La tua personale sequela di Cristo deve lasciarsi istruire e plasmare dalla differente e sapiente gestione delle tue risorse personali. Questa nuova situazione può diventare un tempo di prova, non scevro dalla tentazione di conservare qualche forma di protagonismo. Occorre prendersi cura maggiormente della propria vita, senza confrontarla con quella degli altri. È questa la saggezza di chi lascia il suo incarico. Bisogna imparare a congedarsi con il sorriso. La vita è un congedo lento e continuo. Ma deve essere un congedo gioioso nella consapevolezza di aver vissuto la propria vita e conservato la fede ricevuta. 

Caro don Antonio, guarda con gioia a chi verrà dopo di te: seguirà la sua strada, darà nuovo vigore a quello che in parte tu hai seminato, porterà avanti quello che non sei riuscito a realizzare. Dovrai essere contento di affidarlo al Signore con l’augurio che sappia fare fruttificare i suoi doni in modo più abbondante. Sempre, però, all’interno di un rapporto di reciprocità: tu dovrai essere felice di accogliere chi ti sostituirà, lui dovrà raccogliere e appezzare la tua eredità sapendo di essere sostenuto dal tuo affetto e dalla tua amicizia. 

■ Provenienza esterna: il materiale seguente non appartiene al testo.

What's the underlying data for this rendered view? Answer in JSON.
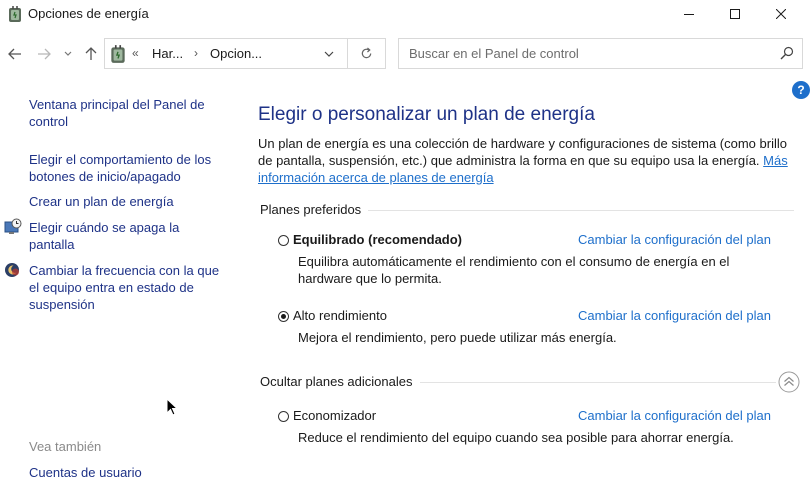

E allora, caro don Antonio, buon congedo e buon cammino!


[1] Tommaso d’Aquino, Summa theologiae, III, q. 22, a. 4, c

[2] Liturgia bizantina. Seconda preghiera dell’imposizione delle mani presbiteraleEukológion to méga (Roma 1873) p. 136.

[3] M. De Saint-Pierre, I nuovi preti, Edizioni Il Borghetto, 1964, p. 137.

[4] Cf. L. Radi, Non sono solo, Rusconi, Milano 1983.

[5] Ivi, p. 11.

[6] Ivi, p. 14.

[7] Ivi, p. 19

[8] Francesco, Motu proprio Imparare a congedarsi, 12 febbraio 2018.